Question

Assume that when adults with smartphones are randomly​ selected, 58​% use them in meetings or classes. If 10 adult smartphone users are randomly​ selected, find the probability that at least 5 of them use their smartphones in meetings or classes.

Answer 1

79.85% probability that at least 5 of them use their smartphones in meetings or classes.

Explanation:

For each adult, there are only two possible outcomes. Either they use their smartphone during meetings or classes, or they do not. The probability of an adult using their smartphone in these situations are independent of other adults. So we use the binomial probability distribution to solve this question.

Binomial probability distribution

The binomial probability is the probability of exactly x successes on n repeated trials, and X can only have two outcomes.

`P(X = x) = C_(n,x).p^(x).(1-p)^(n-x)`

In which
`C_(n,x)` is the number of different combinations of x objects from a set of n elements, given by the following formula.

`C_(n,x) = (n!)/(x!(n-x)!)`

And p is the probability of X happening.

Assume that when adults with smartphones are randomly​ selected, 58​% use them in meetings or classes.

This means that
`p = 0.58`

10 adults selected.

This means that
`n = 10`

Find the probability that at least 5 of them use their smartphones in meetings or classes.
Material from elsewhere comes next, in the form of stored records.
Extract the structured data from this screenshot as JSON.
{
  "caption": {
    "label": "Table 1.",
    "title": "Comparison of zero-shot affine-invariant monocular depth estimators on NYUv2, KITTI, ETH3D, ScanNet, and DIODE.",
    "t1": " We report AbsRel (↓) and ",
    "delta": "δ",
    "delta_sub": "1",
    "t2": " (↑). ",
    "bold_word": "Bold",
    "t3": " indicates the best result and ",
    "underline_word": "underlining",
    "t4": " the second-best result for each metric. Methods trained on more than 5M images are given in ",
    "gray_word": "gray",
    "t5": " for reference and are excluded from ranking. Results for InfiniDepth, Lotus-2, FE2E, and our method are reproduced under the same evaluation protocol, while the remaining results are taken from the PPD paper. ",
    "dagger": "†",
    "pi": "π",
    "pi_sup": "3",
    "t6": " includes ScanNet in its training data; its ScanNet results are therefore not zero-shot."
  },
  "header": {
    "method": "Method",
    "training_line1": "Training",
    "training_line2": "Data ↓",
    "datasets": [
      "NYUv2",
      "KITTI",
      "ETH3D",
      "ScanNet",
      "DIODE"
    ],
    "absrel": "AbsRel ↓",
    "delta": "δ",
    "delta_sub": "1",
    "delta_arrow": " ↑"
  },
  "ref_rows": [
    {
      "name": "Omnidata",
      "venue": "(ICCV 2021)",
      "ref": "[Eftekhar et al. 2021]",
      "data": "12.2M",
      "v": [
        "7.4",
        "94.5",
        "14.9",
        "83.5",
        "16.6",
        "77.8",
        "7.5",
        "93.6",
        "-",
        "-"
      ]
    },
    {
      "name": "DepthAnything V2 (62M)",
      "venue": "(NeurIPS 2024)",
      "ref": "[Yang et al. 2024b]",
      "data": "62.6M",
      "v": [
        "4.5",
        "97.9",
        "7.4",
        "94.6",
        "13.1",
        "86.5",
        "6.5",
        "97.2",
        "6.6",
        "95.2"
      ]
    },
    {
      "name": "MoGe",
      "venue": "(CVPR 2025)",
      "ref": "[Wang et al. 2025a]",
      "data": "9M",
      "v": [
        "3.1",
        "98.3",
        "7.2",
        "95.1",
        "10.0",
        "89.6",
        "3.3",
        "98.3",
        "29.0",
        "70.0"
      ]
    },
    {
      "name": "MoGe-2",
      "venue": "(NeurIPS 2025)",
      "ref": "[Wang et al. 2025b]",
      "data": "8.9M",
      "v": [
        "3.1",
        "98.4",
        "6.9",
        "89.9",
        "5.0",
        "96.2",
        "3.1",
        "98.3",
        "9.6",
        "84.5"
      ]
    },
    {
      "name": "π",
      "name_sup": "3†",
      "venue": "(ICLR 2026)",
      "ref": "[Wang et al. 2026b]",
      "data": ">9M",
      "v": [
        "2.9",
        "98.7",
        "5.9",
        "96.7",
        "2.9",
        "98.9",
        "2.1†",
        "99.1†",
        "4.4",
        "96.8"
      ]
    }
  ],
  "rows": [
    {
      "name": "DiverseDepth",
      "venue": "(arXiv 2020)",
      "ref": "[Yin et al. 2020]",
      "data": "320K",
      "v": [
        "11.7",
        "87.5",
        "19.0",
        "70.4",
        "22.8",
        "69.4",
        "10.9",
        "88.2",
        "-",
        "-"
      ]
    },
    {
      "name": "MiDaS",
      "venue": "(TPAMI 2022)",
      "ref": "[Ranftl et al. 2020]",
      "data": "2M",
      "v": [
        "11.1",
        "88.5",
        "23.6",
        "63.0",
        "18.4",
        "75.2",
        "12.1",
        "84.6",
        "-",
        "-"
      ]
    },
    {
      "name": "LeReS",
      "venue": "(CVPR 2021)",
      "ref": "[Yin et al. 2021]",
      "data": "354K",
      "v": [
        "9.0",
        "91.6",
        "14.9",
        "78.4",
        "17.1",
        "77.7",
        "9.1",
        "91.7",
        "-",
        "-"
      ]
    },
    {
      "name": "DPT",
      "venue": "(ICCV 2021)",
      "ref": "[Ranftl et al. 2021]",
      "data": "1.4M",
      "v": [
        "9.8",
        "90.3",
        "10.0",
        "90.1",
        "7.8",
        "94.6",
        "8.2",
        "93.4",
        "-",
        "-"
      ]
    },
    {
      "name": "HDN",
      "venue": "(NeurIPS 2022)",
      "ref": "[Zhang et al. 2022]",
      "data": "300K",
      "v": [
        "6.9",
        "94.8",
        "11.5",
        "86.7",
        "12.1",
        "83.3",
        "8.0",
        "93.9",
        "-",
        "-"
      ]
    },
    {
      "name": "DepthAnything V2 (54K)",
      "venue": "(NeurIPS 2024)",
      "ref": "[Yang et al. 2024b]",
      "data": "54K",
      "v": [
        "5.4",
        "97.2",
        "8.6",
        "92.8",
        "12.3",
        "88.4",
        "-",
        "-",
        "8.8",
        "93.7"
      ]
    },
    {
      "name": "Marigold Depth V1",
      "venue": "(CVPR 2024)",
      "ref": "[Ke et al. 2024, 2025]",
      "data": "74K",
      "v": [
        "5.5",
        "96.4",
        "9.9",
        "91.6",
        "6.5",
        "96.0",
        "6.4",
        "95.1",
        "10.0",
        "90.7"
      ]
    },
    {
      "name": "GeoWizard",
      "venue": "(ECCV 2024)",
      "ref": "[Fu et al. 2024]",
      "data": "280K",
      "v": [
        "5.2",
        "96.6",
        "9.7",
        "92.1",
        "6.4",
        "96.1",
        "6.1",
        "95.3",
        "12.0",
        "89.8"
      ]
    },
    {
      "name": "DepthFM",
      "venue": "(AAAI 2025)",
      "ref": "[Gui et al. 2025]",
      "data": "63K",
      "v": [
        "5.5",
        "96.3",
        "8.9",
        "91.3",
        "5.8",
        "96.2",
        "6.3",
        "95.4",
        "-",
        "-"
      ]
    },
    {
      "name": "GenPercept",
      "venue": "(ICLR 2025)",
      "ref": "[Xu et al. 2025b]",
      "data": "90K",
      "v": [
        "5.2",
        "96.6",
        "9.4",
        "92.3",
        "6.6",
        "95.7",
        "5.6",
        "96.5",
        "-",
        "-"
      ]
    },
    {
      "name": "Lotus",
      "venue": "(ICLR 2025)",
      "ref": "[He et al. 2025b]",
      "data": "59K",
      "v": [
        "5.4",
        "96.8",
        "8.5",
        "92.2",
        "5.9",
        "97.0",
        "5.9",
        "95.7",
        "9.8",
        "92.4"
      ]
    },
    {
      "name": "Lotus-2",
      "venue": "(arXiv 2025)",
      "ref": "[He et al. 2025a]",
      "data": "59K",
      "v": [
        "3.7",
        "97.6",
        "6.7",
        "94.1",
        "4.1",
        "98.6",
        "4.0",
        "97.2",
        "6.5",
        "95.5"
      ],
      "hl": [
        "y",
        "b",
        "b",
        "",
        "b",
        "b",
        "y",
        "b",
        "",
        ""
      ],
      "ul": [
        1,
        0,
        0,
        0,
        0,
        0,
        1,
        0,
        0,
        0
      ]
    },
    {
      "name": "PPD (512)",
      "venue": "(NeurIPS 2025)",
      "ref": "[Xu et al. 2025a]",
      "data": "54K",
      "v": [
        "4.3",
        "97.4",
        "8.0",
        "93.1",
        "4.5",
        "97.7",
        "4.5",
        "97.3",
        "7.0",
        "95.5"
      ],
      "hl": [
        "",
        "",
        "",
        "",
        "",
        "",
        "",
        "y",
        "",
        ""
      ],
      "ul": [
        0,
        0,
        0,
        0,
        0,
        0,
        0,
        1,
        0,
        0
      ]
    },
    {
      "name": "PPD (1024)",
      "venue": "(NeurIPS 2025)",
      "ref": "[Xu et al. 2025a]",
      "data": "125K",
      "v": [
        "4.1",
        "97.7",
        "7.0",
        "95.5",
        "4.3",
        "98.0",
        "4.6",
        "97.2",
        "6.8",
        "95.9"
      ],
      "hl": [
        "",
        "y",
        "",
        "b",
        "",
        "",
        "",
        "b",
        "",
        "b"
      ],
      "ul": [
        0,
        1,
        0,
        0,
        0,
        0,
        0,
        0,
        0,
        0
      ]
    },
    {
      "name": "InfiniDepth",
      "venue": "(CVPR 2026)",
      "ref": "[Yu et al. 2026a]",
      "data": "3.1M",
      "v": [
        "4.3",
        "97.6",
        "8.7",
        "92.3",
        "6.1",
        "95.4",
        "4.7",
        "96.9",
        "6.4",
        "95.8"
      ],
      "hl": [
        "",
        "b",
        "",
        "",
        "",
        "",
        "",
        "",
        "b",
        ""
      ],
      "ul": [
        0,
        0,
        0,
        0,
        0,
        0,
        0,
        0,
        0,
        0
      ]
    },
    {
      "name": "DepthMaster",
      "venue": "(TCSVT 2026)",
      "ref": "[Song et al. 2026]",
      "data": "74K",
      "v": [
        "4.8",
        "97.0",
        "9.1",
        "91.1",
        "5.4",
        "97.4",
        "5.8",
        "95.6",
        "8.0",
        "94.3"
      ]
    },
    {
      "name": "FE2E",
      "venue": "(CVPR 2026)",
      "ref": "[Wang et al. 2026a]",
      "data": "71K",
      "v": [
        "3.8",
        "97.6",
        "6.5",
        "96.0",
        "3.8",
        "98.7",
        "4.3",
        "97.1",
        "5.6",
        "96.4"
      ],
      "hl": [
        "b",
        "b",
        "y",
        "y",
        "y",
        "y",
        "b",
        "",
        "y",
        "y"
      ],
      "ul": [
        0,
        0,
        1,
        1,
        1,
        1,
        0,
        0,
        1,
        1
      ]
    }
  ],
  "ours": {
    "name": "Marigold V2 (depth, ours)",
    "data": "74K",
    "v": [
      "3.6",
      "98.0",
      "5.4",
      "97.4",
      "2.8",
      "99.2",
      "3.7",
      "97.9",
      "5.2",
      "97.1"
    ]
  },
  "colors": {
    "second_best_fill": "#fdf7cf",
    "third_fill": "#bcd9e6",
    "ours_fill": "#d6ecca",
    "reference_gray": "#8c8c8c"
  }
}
`P(X \geq 5) = P(X = 5) + P(X = 6) + P(X = 7) + P(X = 8) + P(X = 9) + P(X = 10)`

In which

`P(X = x) = C_(n,x).p^(x).(1-p)^(n-x)`

`P(X = 5) = C_(10,5).(0.58)^(5).(0.42)^(5) = 0.2162`

`P(X = 6) = C_(10,6).(0.58)^(6).(0.42)^(4) = 0.2488`

`P(X = 7) = C_(10,7).(0.58)^(7).(0.42)^(3) = 0.1963`

`P(X = 8) = C_(10,8).(0.58)^(8).(0.42)^(2) = 0.1017`

`P(X = 9) = C_(10,9).(0.58)^(9).(0.42)^(1) = 0.0312`

`P(X = 10) = C_(10,10).(0.58)^(10).(0.42)^(0) = 0.0043`

`P(X \geq 5) = P(X = 5) + P(X = 6) + P(X = 7) + P(X = 8) + P(X = 9) + P(X = 10) = 0.2162 + 0.2488 + 0.1963 + 0.1017 + 0.0312 + 0.0043 = 0.7985`

79.85% probability that at least 5 of them use their smartphones in meetings or classes.